Confronté à l'histoire, du direct d'il y a plus de trente ans. C'est noir. Une sombre réalité qui se répète. À l'heure actuelle, la musique, le cinéma, le look, les moeurs ont changé. J'aurais pu écrire « évolué », cependant les flash infos réguliers sur l'état du monde me laisse croire le contraire concernant l'évolution des idées, des mentalités. Ce que vit la Grèce ou l'Espagne est un copier-coller de l'Angleterre des années septante. À très peu de choses près.
Le ton de l'ouvrage est surprenant. Ce n'est pas le roman ou le lecteur ressentira constamment ce que vivent le tueur, la victime, l'ambiance « Hitchcockienne ». Non rien à voir. En plus du style journalistique, le plus important sera l'impression de prise de vue d'une caméra comme pour un reportage. C'est la patte de l'auteur. Imagé. Je pense à « The killing », qui est un livre repris d'une série à succès. le volume, l'intégrale, n'est rien de moins que le rassemblement de scénarios. Cela donne un résultat moins concluant que «
Sale temps pour le pays ». Avis purement personnel. le premier, était trop découpé, commercial et celui-ci, juste à bonne dose et réaliste. C'est peut-être deux genres à ne pas comparer ? le lecteur ressentira très fort la passion de
Michaël Mention sur ces 70ies. Certains seront peut-être gênés par l'usage régulier d'anglicisme. Un détail facile à contrer en utilisant « Reverso » sur le net, traduction automatique.
Pour les personnages, seulement deux ressortent plus que les autres. Georges Knox et son collègue Mark Burstyn. Malgré tout, les autres personnages, secondaires, appartiennent à la fresque d'une image chaotique. Même s'il n'y en a que pour Georges en grande partie (le seul dont on peut le plus ressentir l'intelligence émotionnelle hors caméra) et pour le Yorkshire de l'Ouest. Comme les uns dépendent des autres et qu'il y a toujours un ou deux acteurs principaux dans un film, le tout donne un ensemble cohérent.

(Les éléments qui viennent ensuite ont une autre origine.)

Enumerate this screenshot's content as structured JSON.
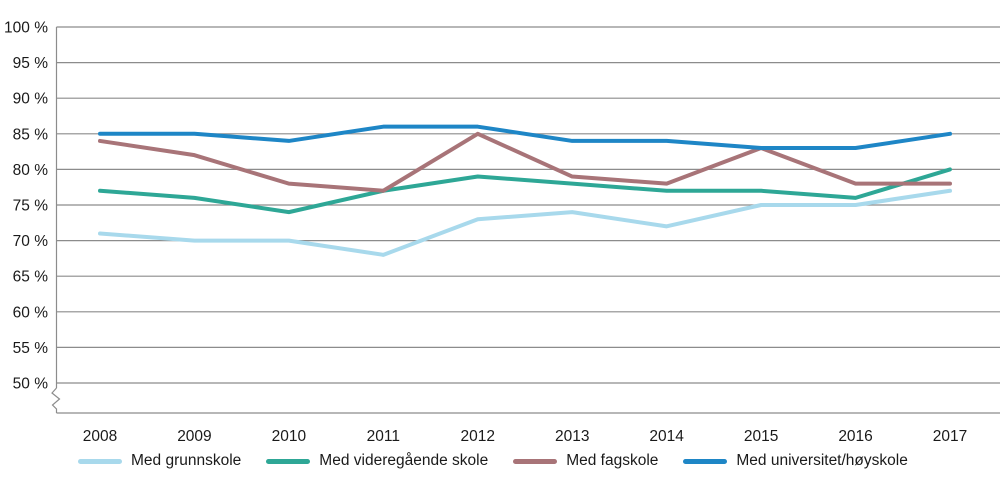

J'avais dit que Mr Mention nous téléportait dans une autre époque. Au point qu'on le retrouve dans l'histoire à deux reprises au moins.
La première, c'est quand l'inspecteur Cain écrit un roman sur son temps de pause. P132 « C'est déjà assez dur d'écrire et d'y croire ». Ce roman est la bouffée d'oxygène nécessaire pour ne pas perdre pied. C'est le quotidien de l'auteur. Vous retrouverez ce type de message dans «
Maison fondée en 1959 » paru aux Éditions Fantascope. Dans lequel il est question de comprendre ce que vit l'écrivain et d'autres artistes dans leur quotidien. Où souvent, ces métiers sont classés « hobbies » plus qu'autres choses. Un autre détail. le roman de Cain, "Hunderhell" est l'histoire d'un sou marin allemand en 1944. Lien automatique avec le roman de M Mention «
Unter Blechkoller » paru aux Éditions Fantascope. Où il s'agit également d'une histoire de sous marin allemand en 1944, le U-2402.
La deuxième apparition directe cette fois. Amusante. L'auteur intervient en « chair et en os » en tant que journaliste pour le journal "Le Monde".
Pour conclure, c'est un roman noir, un polar, un bout d'histoire. C'est très instructif, bien éclairé, pas trop dense, étonnant. Mon premier vrai Rivages/Noir que je conseille vivement.